- Relator(a)
- Ministro Marco Aurélio Bellizze
- Órgão julgador
- Terceira Turma
- Data do julgamento
- 05/12/2017
- Data de publicação
- 15/12/2017
STJ – Acórdão, Rel. Ministro Marco Aurélio Bellizze, Terceira Turma, j. 05/12/2017, p. 15/12/2017
AGRAVO INTERNO NO AGRAVO EM RECURSO ESPECIAL. AÇÃO DE DESPEJO. AÇÃO DE DESPEJO POR FALTA DE PAGAMENTO CUMULADA COM COBRANÇA DE ALUGUÉIS E DEMAIS ENCARGOS. ALEGAÇÃO DE AUSÊNCIA DE FUNDAMENTAÇÃO. ARTS. 489 E 1.022 DO CPC/2015 NÃO VIOLADOS. TERMO INICIAL DOS JUROS DE MORA E CORREÇÃO MONETÁRIA. MATÉRIA NÃO ENFRENTADA PELO TRIBUNAL DE ORIGEM SOB O ENFOQUE PRETENDIDO. AUSÊNCIA DE PREQUESTIONAMENTO. INCIDÊNCIA DA SÚMULA 282/STF. DISSÍDIO JURISPRUDENCIAL NÃO DEMONSTRADO. AUSÊNCIA DE COTEJO ANALÍTICO. AGRAVO INTERNO IMPROVIDO. 1. A violação aos arts. 489 e 1.022 do Código de Processo Civil de 2015 não ficou configurada, tendo em conta que o Tribunal de origem examinou, de forma fundamentada, todas as questões submetidas à apreciação judicial na medida necessária para o deslinde da controvérsia. 2. A Corte de origem refutou a preliminar de ilegitimidade ao entendimento de que a recorrida figurava como legítima proprietária do imóvel no momento do ajuizamento da demanda, ressaltando, assim, o direito da parte autora em receber os aluguéis e demais encargos.
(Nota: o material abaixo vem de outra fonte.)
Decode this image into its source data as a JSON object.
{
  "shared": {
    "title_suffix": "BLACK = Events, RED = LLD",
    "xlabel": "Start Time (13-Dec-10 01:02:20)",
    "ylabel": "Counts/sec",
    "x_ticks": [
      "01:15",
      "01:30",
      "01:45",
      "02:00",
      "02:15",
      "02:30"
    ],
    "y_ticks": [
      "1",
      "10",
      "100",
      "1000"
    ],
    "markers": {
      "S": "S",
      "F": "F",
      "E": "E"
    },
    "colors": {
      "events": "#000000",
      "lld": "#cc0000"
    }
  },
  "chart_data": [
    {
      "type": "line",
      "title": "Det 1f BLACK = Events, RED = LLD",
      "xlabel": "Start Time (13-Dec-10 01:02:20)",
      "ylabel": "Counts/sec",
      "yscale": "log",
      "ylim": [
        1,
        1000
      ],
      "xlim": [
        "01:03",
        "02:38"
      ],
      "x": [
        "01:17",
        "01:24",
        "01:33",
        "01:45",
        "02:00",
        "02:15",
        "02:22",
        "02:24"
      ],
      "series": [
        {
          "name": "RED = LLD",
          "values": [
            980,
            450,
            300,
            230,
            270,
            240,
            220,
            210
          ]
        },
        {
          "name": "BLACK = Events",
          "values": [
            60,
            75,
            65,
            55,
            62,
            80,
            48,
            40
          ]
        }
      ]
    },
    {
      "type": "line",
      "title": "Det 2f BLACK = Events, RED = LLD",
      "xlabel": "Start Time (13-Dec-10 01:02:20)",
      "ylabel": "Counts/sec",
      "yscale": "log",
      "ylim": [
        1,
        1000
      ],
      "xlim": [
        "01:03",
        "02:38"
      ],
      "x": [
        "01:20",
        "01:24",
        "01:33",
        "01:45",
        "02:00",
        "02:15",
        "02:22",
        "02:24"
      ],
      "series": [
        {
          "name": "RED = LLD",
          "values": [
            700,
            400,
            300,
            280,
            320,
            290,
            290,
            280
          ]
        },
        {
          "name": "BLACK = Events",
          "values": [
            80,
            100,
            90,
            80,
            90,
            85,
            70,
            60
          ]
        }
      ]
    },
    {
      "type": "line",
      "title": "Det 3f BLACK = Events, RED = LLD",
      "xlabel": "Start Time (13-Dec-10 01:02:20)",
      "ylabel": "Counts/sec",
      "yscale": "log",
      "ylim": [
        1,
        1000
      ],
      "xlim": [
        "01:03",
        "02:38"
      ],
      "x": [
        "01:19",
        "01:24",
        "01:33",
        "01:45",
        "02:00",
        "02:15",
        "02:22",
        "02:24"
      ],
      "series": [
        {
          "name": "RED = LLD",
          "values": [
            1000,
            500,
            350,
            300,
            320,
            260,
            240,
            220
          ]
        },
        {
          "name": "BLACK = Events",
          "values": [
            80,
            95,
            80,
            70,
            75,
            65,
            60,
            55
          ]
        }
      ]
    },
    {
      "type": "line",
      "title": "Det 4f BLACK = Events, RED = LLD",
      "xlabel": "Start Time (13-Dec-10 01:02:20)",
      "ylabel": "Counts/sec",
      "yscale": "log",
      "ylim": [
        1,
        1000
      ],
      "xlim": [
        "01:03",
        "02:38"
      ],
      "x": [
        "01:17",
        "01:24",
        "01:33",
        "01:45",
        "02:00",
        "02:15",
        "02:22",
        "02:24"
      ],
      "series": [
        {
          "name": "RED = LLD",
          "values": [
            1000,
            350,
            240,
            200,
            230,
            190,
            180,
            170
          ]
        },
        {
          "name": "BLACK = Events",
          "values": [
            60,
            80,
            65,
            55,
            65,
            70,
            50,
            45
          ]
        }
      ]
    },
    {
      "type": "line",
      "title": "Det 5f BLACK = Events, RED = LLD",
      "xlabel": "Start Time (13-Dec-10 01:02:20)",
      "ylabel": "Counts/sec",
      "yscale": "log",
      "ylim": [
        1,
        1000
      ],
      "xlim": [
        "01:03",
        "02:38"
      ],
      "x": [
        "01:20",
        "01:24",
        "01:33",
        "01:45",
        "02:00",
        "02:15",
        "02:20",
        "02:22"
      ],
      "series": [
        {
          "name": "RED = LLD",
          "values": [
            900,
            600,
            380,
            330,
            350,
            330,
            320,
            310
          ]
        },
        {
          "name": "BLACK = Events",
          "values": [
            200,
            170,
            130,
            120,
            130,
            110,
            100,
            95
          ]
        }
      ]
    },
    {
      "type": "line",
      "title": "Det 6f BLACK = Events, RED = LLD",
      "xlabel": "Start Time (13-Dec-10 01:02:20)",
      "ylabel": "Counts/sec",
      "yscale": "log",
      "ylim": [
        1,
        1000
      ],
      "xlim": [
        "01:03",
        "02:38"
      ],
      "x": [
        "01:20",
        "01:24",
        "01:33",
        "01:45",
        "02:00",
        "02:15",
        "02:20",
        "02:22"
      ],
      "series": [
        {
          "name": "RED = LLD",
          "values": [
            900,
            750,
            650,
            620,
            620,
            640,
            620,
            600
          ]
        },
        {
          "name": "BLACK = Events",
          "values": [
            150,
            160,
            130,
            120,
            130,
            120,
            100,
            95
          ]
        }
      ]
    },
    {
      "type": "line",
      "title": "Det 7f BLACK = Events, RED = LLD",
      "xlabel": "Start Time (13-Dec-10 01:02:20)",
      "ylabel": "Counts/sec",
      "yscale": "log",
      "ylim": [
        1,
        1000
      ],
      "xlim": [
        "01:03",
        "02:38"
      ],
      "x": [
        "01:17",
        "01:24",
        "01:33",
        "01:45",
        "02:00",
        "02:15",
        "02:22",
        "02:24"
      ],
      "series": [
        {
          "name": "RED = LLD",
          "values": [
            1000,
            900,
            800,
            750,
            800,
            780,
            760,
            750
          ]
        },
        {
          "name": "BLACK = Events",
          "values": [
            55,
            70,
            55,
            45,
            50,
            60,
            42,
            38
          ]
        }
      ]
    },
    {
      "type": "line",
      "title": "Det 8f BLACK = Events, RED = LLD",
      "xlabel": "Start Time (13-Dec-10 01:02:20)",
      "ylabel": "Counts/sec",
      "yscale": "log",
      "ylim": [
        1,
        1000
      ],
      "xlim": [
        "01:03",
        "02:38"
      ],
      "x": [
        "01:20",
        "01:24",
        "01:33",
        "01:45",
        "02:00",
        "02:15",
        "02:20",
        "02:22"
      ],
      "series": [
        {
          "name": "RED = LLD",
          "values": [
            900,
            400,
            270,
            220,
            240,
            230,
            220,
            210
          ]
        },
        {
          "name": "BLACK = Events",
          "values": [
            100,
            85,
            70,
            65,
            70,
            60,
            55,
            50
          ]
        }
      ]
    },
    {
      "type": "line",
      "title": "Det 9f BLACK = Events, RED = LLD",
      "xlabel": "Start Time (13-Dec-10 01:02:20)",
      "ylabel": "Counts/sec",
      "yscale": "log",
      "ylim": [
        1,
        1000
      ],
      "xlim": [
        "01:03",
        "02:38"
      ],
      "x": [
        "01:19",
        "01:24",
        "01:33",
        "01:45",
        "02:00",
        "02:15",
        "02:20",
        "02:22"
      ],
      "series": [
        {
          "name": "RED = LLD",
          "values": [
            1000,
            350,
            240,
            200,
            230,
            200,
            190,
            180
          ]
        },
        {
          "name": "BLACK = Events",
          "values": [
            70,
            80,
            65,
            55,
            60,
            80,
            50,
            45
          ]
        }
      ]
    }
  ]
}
Por esse vértice, não há como rever tal premissa sem proceder ao revolvimento fático-probatório dos autos, o que encontra óbice na Súmula n. 7 do STJ. 3. A matéria referente ao termo inicial dos juros de mora e correção monetária não foi objeto de discussão no acórdão, e os embargos de declaração opostos não trataram sobre essa temática, limitando-se à controvérsia acerca do pedido de restrição da cobrança dos aluguéis à data de alienação do imóvel objeto da locação. Assim, ante a ausência de prequestionamento, aplica-se, por analogia, a Súmula 282/STF. 4. A ora agravante não cumpriu o disposto nos arts. 1.029, § 1º, do Código de Processo Civil de 2015 e 255, § 2º, do Regimento Interno do Superior Tribunal de Justiça, pois a demonstração da divergência não se perfaz com a simples transcrição de ementas, mas com o confronto entre trechos do acórdão recorrido e das decisões apontadas como divergentes, mencionando-se as circunstâncias que identifiquem ou assemelhem os casos confrontados, o que não foi feito na hipótese. 5. Agravo interno improvido. (AgInt no AREsp n. 1.144.418/MG, relator Ministro Marco Aurélio Bellizze, Terceira Turma, julgado em 5/12/2017, DJe de 15/12/2017.)